Dalam konteks tersebut, energi bukan hanya persoalan berapa banyak listrik yang tersedia. Energi juga menentukan berapa tinggi produktivitas yang dapat dicapai oleh seorang pekerja. Seorang petani dengan akses terhadap mekanisasi, irigasi dan cold storage dapat menghasilkan nilai yang jauh lebih besar daripada petani yang hanya mengandalkan tenaga fisik.

Sebuah pabrik dengan mesin otomatis dapat menghasilkan lebih banyak dengan jumlah tenaga kerja yang sama. Sebuah perusahaan kecil dengan konektivitas digital dapat menjangkau pasar nasional dan global. Semua transformasi tersebut memiliki satu fondasi yang sering tidak terlihat: energi.

Karena itu, kita perlu berhenti melihat bonus demografi hanya sebagai keunggulan jumlah. Yang lebih penting adalah demographic productivity. Berapa besar output yang dapat dihasilkan oleh setiap orang Indonesia? Berapa banyak pekerjaan bernilai tambah tinggi yang dapat kita ciptakan? Berapa banyak tenaga kerja yang dapat masuk ke industri modern? Berapa banyak perusahaan baru yang dapat tumbuh? Dan berapa besar energi yang tersedia untuk memungkinkan semua itu?

Pertanyaan tersebut juga mengubah cara kita memandang target pembangunan energi. Kita tentu membutuhkan tambahan kapasitas pembangkit. Tetapi kita harus memastikan bahwa kapasitas tersebut datang bersamaan dengan jaringan, storage, industri dan investasi yang mampu menggunakannya. Kita tidak hanya membutuhkan lebih banyak megawatt. Kita membutuhkan lebih banyak produktivitas per megawatt.

Indonesia memiliki kesempatan yang sangat besar karena bonus demografi dan transformasi energi terjadi pada saat yang hampir bersamaan dengan transformasi teknologi global. Kita memiliki pasar domestik yang besar, populasi produktif, sumber daya energi yang beragam, mineral strategis dan posisi geografis yang penting.

Jika semua kekuatan tersebut dapat diintegrasikan, Indonesia bukan hanya akan memiliki tenaga kerja yang besar. Kita dapat memiliki productive population supported by abundant and reliable energy.

Namun kesempatan itu tidak akan datang dengan sendirinya. Bonus demografi harus dipersiapkan dengan infrastruktur. Infrastruktur harus didukung energi. Energi harus diarahkan untuk meningkatkan produktivitas. Produktivitas harus menciptakan industri dan pekerjaan. Dan industri harus menghasilkan nilai tambah yang meningkatkan kesejahteraan masyarakat.

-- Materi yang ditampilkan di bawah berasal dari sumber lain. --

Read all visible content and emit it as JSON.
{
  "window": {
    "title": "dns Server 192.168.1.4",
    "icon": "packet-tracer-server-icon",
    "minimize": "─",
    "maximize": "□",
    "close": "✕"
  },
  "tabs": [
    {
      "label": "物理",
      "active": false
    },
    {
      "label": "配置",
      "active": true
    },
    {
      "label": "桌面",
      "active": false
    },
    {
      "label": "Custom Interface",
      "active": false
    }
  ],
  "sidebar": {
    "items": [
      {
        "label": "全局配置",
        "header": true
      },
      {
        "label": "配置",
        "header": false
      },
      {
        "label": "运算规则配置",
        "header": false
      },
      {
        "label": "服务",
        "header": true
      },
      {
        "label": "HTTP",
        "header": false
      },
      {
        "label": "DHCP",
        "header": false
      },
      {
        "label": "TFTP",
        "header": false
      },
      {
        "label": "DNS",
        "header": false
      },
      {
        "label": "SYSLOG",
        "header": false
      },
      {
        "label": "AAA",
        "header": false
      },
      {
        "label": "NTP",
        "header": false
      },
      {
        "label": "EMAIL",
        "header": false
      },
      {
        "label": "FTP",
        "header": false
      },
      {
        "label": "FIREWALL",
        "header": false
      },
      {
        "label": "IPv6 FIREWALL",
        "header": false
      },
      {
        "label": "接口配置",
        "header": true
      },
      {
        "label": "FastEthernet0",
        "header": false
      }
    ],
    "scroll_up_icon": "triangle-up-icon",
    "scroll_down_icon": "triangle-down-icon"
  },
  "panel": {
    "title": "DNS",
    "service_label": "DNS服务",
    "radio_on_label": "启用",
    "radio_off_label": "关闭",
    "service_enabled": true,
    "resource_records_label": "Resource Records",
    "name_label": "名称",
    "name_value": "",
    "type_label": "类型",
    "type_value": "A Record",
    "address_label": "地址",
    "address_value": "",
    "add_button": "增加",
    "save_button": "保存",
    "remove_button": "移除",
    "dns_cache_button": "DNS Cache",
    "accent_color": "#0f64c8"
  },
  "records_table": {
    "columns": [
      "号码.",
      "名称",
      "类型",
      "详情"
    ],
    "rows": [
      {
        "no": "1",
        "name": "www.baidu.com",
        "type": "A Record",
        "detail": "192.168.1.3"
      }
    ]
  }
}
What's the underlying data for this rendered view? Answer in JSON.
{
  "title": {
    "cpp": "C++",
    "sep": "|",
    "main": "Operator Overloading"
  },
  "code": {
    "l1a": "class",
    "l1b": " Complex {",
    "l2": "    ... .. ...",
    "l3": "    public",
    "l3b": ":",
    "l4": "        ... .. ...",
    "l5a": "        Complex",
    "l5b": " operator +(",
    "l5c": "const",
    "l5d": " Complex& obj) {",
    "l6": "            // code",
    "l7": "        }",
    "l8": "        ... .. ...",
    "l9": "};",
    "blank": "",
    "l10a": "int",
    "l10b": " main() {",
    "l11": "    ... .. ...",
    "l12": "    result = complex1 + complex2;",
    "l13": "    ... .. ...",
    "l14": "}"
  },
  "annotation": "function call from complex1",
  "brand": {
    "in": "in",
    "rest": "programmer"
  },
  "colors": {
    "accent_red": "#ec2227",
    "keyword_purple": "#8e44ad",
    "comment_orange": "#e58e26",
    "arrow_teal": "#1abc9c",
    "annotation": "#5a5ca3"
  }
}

Pada akhirnya, manusia adalah sumber daya paling penting yang dimiliki sebuah negara. Tetapi manusia tidak menjadi produktif hanya karena berada dalam usia produktif. Mereka membutuhkan sistem yang memungkinkan kemampuan mereka berkembang.

Energi adalah salah satu sistem tersebut. Karena itu, ketika Indonesia berbicara tentang bonus demografi, kita tidak boleh hanya menghitung berapa banyak orang yang akan bekerja.

Kita harus bertanya: Dengan energi seperti apa mereka akan bekerja? Dengan industri apa mereka akan bekerja? Dengan teknologi apa mereka akan menghasilkan nilai? Dan dengan infrastruktur seperti apa mereka akan membangun masa depan Indonesia?

Sebab pada akhirnya, bonus demografi bukanlah hadiah yang otomatis diterima sebuah negara. Bonus demografi adalah kesempatan yang harus diberi energi. Dan tanpa energi, bonus demografi hanya angka.